9 At least in part, this decision was motivated by widespread dissatisfaction in rural areas with a proliferation of fees and taxes. In order to reduce the tax and fee burden of rural residents, the government has eliminated a number of rural taxes and reduced others (Yep 2004; Lin 2005) (Tao and Liu 2005). In this context, it was en as difficult to introduce a new mandatory charge.
10 Most rural counties have a population ranging from 200,000 to 300,000 people.
decentralized health system. But there was also another reason—to ensure that lessons could be learnt from local experimentation, and that that they could be fed into the scaling-up process.杭州服装设计
To capture better the details of the scheme at local level, we administered a detailed program questionnaire in 17 NCMS counties.11 The program survey was complemented by a qualitative study (Wu et al. 2006), involving focus-group discussions and mi-structured interviews with NCMS stakeholders, including NCMS management, the local NCMS monitoring committee, health care providers at county and township level, village leaders, village doctors, and rural residents themlves.
The voluntary nature of NCMS rais concerns about adver lection. Participation rates in pilot counties are, however, for the most part high, with an average in excess of 80 percent (e descriptive information in Table 1). In part, high levels of participation are likely to be the result of features of the NCMS that are meant to address the problem of adver lection, notably the relatively generous government subsidies and the requirement that participation be at the houhold level. However, the qualitative study suggests that local governments have also exerted considerable efforts to achieve high levels of participation (Wu et al. 2006).
While central government has issued broad guidelines for how the NCMS should be designed and implemented, provincial and county governments retain considerable discretion over the details. One area of discretion concerns the placement of the program. NCMS pilot counties were not randomly lected. Rather, a complex t of criteria, including local interest and capacity, level of economic development, and the status of the delivery system were considered. The implications of lective program placement for our identification strategy are discusd in the methodology ction below.
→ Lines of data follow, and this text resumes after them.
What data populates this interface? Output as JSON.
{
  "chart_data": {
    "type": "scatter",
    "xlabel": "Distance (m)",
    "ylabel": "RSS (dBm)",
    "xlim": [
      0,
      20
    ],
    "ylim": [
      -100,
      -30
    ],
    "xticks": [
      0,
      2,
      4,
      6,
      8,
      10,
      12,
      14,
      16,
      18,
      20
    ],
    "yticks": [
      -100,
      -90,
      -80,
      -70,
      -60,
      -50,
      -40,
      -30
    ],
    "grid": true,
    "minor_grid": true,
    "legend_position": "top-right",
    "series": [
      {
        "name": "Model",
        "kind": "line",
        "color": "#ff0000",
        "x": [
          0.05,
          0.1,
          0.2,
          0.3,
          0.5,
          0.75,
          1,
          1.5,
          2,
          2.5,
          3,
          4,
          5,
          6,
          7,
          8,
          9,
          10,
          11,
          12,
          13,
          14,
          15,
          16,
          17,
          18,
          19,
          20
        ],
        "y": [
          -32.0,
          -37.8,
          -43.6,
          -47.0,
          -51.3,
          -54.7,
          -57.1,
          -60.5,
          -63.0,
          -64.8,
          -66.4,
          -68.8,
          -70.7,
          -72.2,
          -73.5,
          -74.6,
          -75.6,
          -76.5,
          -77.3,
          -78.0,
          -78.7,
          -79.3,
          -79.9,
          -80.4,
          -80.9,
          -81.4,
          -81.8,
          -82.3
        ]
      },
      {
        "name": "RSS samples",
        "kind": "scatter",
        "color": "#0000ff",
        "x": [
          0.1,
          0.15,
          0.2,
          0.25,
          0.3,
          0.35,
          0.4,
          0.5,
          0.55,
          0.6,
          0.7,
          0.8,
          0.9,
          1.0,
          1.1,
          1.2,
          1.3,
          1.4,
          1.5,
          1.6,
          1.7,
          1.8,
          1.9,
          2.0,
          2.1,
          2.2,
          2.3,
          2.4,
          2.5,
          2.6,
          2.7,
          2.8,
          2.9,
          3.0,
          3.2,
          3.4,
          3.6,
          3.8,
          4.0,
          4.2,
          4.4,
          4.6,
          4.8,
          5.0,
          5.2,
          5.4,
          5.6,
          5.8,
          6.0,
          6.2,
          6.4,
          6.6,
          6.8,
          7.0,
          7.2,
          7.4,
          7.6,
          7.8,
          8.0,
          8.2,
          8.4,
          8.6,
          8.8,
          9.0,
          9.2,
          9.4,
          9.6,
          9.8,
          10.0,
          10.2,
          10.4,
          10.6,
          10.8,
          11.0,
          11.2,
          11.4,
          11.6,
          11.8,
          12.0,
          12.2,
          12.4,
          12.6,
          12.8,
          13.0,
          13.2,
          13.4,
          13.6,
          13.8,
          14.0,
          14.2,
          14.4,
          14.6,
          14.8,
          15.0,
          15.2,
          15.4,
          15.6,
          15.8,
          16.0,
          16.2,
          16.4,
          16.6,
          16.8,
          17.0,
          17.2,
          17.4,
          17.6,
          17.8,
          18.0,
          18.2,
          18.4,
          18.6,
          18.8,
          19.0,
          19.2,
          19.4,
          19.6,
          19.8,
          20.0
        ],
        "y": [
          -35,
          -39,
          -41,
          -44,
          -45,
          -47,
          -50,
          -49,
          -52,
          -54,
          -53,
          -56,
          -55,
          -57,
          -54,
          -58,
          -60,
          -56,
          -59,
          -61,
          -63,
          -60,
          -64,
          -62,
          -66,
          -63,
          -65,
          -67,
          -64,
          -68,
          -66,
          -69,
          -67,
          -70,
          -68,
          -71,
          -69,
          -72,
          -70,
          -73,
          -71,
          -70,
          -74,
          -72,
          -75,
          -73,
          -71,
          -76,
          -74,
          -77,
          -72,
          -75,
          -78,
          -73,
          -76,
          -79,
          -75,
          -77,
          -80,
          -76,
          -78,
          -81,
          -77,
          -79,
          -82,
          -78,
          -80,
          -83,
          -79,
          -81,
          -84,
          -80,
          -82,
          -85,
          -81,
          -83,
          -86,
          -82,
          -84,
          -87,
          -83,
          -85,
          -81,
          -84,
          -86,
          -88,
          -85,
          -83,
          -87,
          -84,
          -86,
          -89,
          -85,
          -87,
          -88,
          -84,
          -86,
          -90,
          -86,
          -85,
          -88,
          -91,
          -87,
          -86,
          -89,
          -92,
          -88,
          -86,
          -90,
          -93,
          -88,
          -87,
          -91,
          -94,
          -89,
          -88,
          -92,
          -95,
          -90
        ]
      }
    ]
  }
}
Local government also has some discretion over the level of financing of the program, and the associated benefit package. Currently, the minimum requirement is a 10 RMB (per person) beneficiary contribution from houholds, supplemented by a subsidy of 20 RMB from local government (40 RMB in the ca of eastern provinces), and a 20 RMB matching subsidy from central government in the ca of houholds living in the poorer central and western
11 A short form of the program questionnaire was also administered to all other counties (N=162) with official NCMS pilots in
the 17 provinces covered by the survey. The data are not ud in the prent paper.